Around Cremona (northwest of Calgary), where Wilbur-Ellis has a plant, hay harvest was 90 per cent complete by September 1. But, even though demand for good-quality forage is strong, thousands of tonnes of hay are being pulled out of Alberta to plants in Washington. Since rates out of the Port of Seattle are so much cheaper, they can haul hay from southern Alberta.

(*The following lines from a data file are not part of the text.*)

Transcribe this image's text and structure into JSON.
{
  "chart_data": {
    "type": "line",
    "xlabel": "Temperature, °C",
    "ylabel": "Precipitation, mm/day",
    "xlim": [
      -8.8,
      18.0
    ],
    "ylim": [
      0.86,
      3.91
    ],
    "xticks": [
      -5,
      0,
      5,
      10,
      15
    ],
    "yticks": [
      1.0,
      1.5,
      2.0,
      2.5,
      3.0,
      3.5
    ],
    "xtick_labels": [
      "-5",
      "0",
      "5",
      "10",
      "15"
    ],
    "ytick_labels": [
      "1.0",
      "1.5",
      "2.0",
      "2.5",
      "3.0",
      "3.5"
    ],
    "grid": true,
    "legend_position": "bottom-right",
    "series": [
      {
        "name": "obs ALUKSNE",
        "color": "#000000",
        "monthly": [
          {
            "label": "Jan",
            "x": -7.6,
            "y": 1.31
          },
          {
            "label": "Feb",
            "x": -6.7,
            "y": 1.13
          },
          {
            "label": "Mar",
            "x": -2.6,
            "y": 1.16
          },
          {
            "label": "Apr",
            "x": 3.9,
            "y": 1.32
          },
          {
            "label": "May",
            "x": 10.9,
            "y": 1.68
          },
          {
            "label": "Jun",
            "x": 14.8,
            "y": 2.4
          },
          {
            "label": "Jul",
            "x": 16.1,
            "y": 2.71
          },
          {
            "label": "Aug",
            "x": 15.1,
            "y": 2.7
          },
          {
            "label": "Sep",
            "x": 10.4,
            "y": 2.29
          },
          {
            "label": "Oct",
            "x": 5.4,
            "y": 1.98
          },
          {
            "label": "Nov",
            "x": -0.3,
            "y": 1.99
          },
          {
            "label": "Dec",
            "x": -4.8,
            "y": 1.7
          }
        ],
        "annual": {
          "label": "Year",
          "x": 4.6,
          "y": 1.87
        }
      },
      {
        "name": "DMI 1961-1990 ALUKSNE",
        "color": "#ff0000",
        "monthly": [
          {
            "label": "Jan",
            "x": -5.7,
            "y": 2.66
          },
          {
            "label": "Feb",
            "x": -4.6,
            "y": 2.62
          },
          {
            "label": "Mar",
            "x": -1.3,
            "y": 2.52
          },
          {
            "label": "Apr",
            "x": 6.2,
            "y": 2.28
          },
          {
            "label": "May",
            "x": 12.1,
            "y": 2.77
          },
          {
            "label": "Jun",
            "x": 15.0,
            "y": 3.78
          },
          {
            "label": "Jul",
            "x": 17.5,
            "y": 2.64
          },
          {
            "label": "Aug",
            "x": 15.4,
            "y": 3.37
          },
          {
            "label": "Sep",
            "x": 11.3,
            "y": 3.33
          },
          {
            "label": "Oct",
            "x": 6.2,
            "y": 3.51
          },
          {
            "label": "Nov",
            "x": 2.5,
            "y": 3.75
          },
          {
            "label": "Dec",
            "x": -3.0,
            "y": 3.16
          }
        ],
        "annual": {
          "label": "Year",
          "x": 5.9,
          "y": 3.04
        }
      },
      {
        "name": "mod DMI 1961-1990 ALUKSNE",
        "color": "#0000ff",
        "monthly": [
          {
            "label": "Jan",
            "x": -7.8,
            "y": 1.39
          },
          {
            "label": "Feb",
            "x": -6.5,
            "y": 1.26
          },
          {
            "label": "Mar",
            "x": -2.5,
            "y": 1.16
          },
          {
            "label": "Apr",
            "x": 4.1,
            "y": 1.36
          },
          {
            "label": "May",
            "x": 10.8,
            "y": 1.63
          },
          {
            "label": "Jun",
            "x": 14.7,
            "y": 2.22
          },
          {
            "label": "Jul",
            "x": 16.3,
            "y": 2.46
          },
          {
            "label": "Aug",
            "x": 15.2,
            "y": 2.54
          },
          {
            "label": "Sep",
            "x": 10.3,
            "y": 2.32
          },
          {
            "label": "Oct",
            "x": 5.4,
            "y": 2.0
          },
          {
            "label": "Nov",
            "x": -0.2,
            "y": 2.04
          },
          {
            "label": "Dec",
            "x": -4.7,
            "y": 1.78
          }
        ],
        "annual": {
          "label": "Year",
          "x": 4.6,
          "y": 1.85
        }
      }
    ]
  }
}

Our volumes are up a little over last year. We re still exporting around 12,500 tonnes of timothy, about the same as last year, and probably 30,000 to 40,000 tonnes of alfalfa, mainly to the U.S. and the Middle East, said Guidinger. But we can t even come close to Seattle freight rates. And Los Angeles rates are probably another $1,000 a tonne lower.

Beets and potatoes

Beets are one of the last crops to be harvested, so harvest only started towards the middle of September, with the sugar factory starting up about five days later. It was a slow start because farmers had other crops to harvest, says Andrew Llewelyn-Jones of Rogers Sugar in Taber. Yields right now are around 20 or 21 tonnes, but we hope the average will be close to our long-term average of 23 tonnes.

On the bright side, the sugar factory is seeing better-than-usual sugar yields. Llewelyn-Jones suspects the wet spring weather denitrified and leached nitrogen from the soil leading to lower yields but higher sugar content.

With about 75 per cent of potatoes harvested, growers haven t had a great year, but yields are decent, considering the start, said Edzo Kok of the Potato Growers of Alberta. The cool start and drown-outs cut the crop s potential, but there were no serious disease issues this year. Rob Spencer, Alberta Agriculture fruit and vegetable specialist, saw some late blight in seed potato fields, but not at significant levels

It wasn t nearly as much as last year, he said. We didn t reach outbreak levels.

People were more aware of it and jumped on it quickly, spraying in commercial fields and pulling up and destroying affected tomato and potato plants in home gardens. I hope we won t have it next year.